手探りで作業をするのと実際に見えてるのでは違うという事か。
魔力を感じるのは魔力走査スキルに近い気がする。
「ねぇ、魔法はどうやるの」
「魔力を水とかに変換するイメージを持たせて体の外に出すかな」
「やってみる。魔力操作。駄目みたい」
ティルダは手を突き出したが何も出ない。
「手本を見せるよ。水魔法」
「水魔法なのに暑く感じる。不思議ね。魔力操作」
今度は突き出した手から水滴が出て宙に浮かんだ。
「やった、出来た。今度は斬撃強化を教えてよ」
「俺もそれは分からない。待って、ちょっと考える」
水魔法は水を薄い膜にして切れ味を高める。
変形を使った切れ味強化は剣の金属を流動させる。
後、今の所考えつくのは分子の結合を引き裂くかな。
「えーと、物の結合力を弱めて引き裂く力を剣の刃に発生させるなんてどうかな」
俺は腰の剣を抜き実際にやってみた。
「分かった気がする。魔力操作」
ティルダは腰から剣を抜いて一回、素振りした。
「ステータス・オープン。やった、斬撃強化を覚えた」
考えるに魔力操作って最初に覚えるべきスキルじゃないだろうか。
前にも思ったが魔力放出のスキルを持っている人が沢山いれば可能なはずだ。
「魔力操作があれば、スキルは増やし放題だと思うから気をつけながら色々試してくれ」
「今日はありがとう。じゃあ行くね」
「行ったな。ライタ、魔力操作の事どう思う。みんなが知ってて当然のスキルだと思うんだけど」
『失われた技術じゃないかな。それに魔力放出をレーザーみたいにして交差するって難しいだろ』
「うーん、それだけではないような」
『どうだろう。
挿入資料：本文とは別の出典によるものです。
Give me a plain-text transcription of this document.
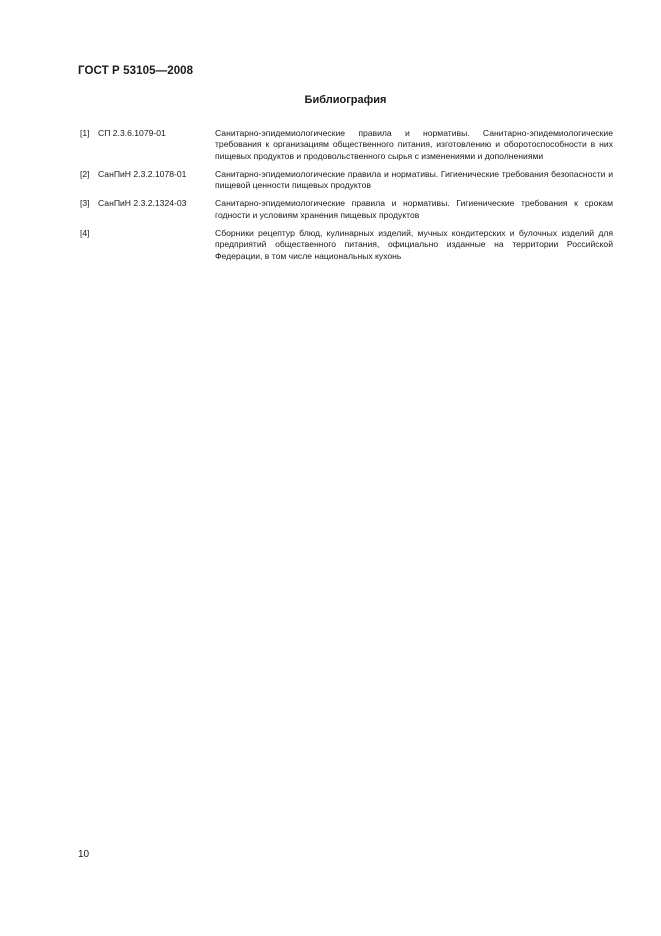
ГОСТ Р 53105—2008
Библиография
[1] СП 2.3.6.1079-01	Санитарно-эпидемиологические правила и нормативы. Санитарно-эпидемиологические требования к организациям общественного питания, изготовлению и оборотоспособности в них пищевых продуктов и продовольственного сырья с изменениями и дополнениями
[2] СанПиН 2.3.2.1078-01	Санитарно-эпидемиологические правила и нормативы. Гигиенические требования безопасности и пищевой ценности пищевых продуктов
[3] СанПиН 2.3.2.1324-03	Санитарно-эпидемиологические правила и нормативы. Гигиенические требования к срокам годности и условиям хранения пищевых продуктов
[4]	Сборники рецептур блюд, кулинарных изделий, мучных кондитерских и булочных изделий для предприятий общественного питания, официально изданные на территории Российской Федерации, в том числе национальных кухонь
10
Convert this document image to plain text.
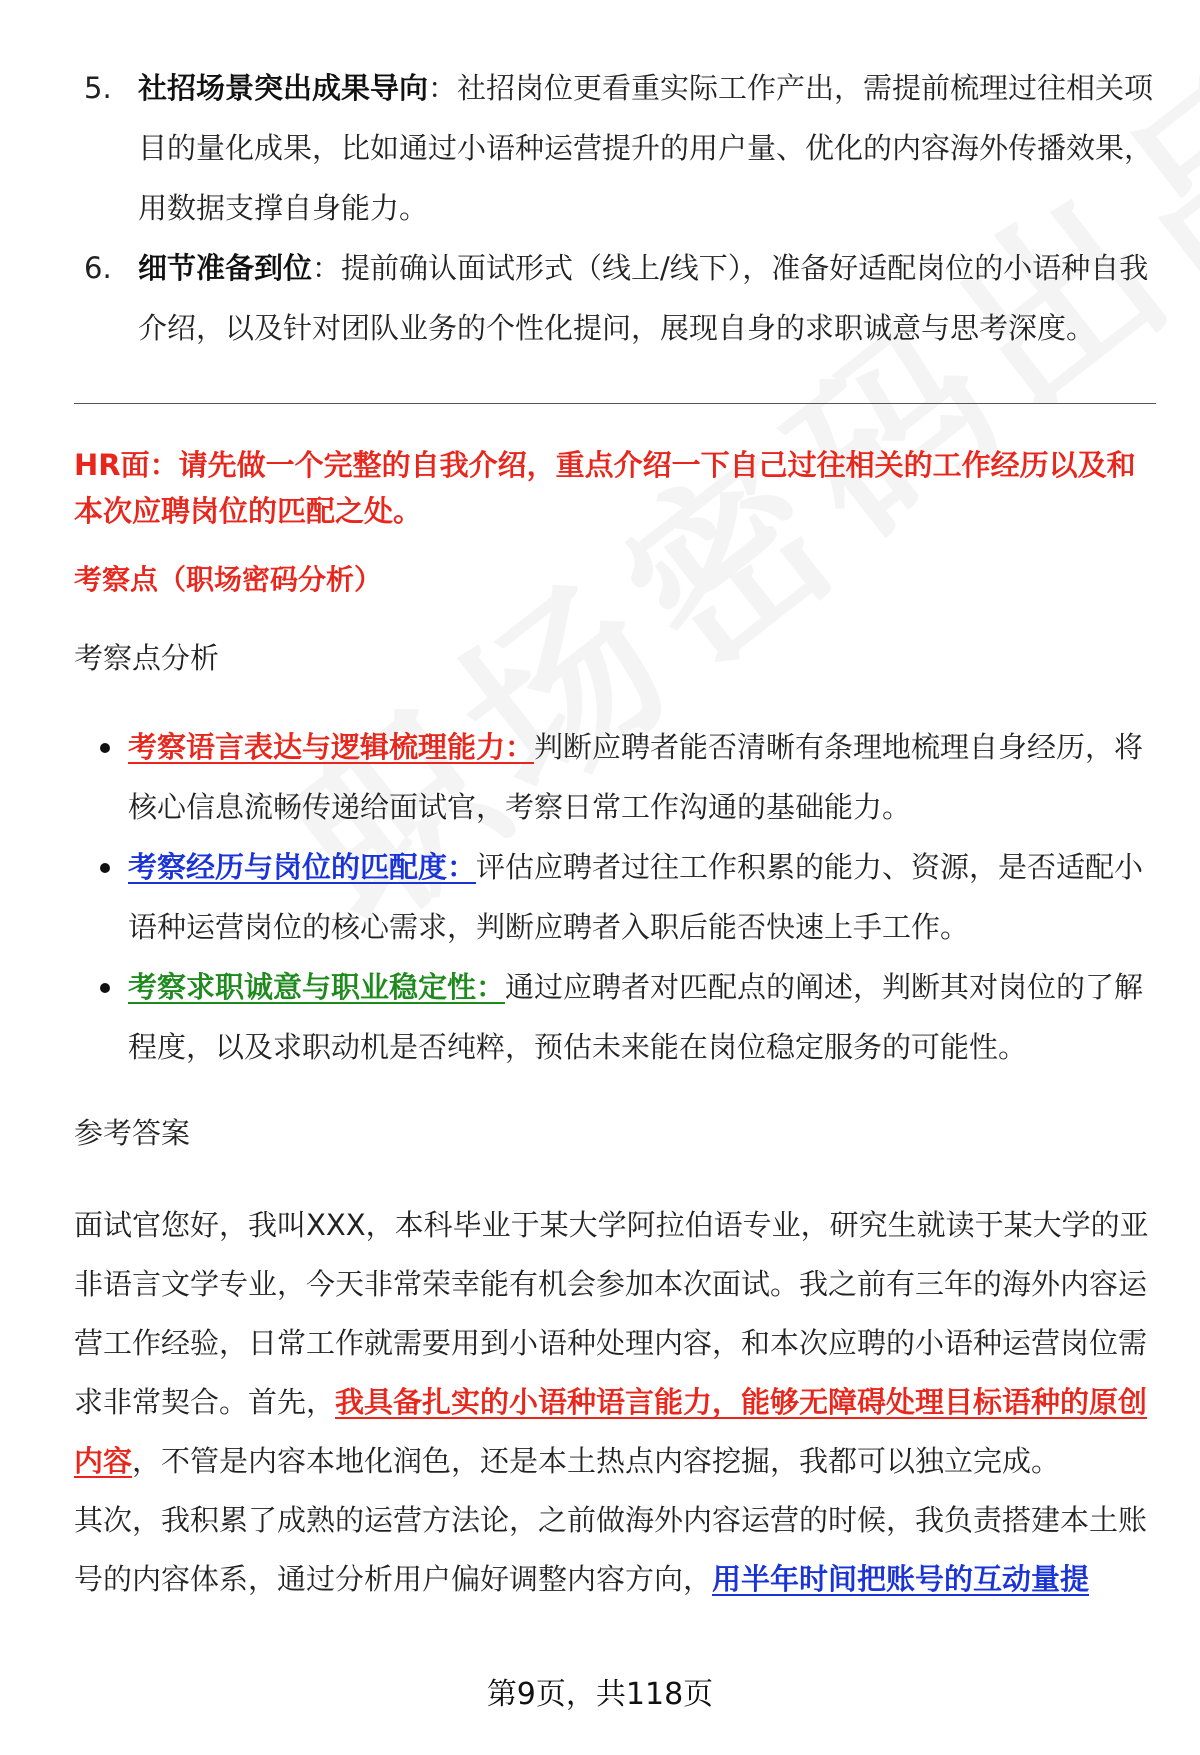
5. 社招场景突出成果导向：社招岗位更看重实际工作产出，需提前梳理过往相关项目的量化成果，比如通过小语种运营提升的用户量、优化的内容海外传播效果，用数据支撑自身能力。
6. 细节准备到位：提前确认面试形式（线上/线下），准备好适配岗位的小语种自我介绍，以及针对团队业务的个性化提问，展现自身的求职诚意与思考深度。
HR面：请先做一个完整的自我介绍，重点介绍一下自己过往相关的工作经历以及和本次应聘岗位的匹配之处。
考察点（职场密码分析）
考察点分析
考察语言表达与逻辑梳理能力：判断应聘者能否清晰有条理地梳理自身经历，将核心信息流畅传递给面试官，考察日常工作沟通的基础能力。
考察经历与岗位的匹配度：评估应聘者过往工作积累的能力、资源，是否适配小语种运营岗位的核心需求，判断应聘者入职后能否快速上手工作。
考察求职诚意与职业稳定性：通过应聘者对匹配点的阐述，判断其对岗位的了解程度，以及求职动机是否纯粹，预估未来能在岗位稳定服务的可能性。
参考答案

面试官您好，我叫XXX，本科毕业于某大学阿拉伯语专业，研究生就读于某大学的亚非语言文学专业，今天非常荣幸能有机会参加本次面试。我之前有三年的海外内容运营工作经验，日常工作就需要用到小语种处理内容，和本次应聘的小语种运营岗位需求非常契合。首先，我具备扎实的小语种语言能力，能够无障碍处理目标语种的原创内容，不管是内容本地化润色，还是本土热点内容挖掘，我都可以独立完成。

其次，我积累了成熟的运营方法论，之前做海外内容运营的时候，我负责搭建本土账号的内容体系，通过分析用户偏好调整内容方向，用半年时间把账号的互动量提

第9页，共118页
コロンブスの卵だと思うよ』
コロンブスの卵をライタの知識から調べたが、発想が分かれば容易いのか。
それでも過去に試した人はいそうな気がする。
魔力放出を体内で交差させると病気になるとか。
無いな、俺は少なくともなんともない。
「魔力を感知するスキルが覚えられないのも謎だ」
『超越者よ、ヘルプを寄越せ』
「くれる訳ないだろう」
『駄目元で言ってみた』
「契約魔法の許可が特別なのかな」
『たぶん温度として魔力を感じるなんて許可したら、暑さのあまり発狂するかもな』
「そうだね、許可は危ない」
『推測だけど、魔力を感じると禁忌に近づくから、超越者がスキルを作ってないとか』
「それだと魔力視はどうなるの」
『禁忌を犯したのに死ななかったから、特別視しているんじゃないかな』
「確かに興味深いとか言ってたもんな」
『スキルも微妙に不便だし、不親切極まりない世界だな』
「仕方ないよ人間が作ったんじゃないし」
『そうだな』
『質問に答えよう』
「ライタ超越者が」
『分かっている。ヘルプ寄越せと言った時から時間が経っているけどなぜだ』
『我々は十万を超える同胞がいる。全員に許可を取っていた』
「超越者ってそんなに居るの」
『まずは超越者の目的を話してもらおう』
『その前に許可が欲しい』
「許可って何?」
『ライタと呼ばれているスキルのコピーが欲しい』
「そんなの作ったのは超越者だから、勝手にコピーすれば良いんじゃない」
『我々にも色々とルールがあるのだ』
「ライタに危害が及ばないのならどうぞ」
『もらったお礼に質問に一つ質問に答えよう。先ほどの問いでいいのか』
「それでいいよ」
『我々の一番大きな目的だが、進化の芽を探している』
「進化の芽って何?」
『新しい生物になる可能性をもった個体だ』
『ははーん、なんとなく分かった。要するにこの世界は箱庭で、超越者は進化の実験しているってとこだろう』
『それには答えられない。一つ警告をしておく。魔力を感じるのは禁忌を犯す一歩手前だと言っておこう』
「それじゃ魔力視と魔力走査スキルは大丈夫なのか」
『それは大丈夫だ。スキル作成担当の超越者として保証する。では、さらばだ』
やっぱりな、魔力を感じるのは危ないらしい。
ティルダに知らせなきゃ。
「ライタ、少し謎が分かったね」
『そうだな、俺達が前に興味深いと言われたということは……俺達は進化しているって事なのか』
「そうみたいだね」
居場所を聞いてなかったので冒険者ギルドに行きティルダへ伝言を残した。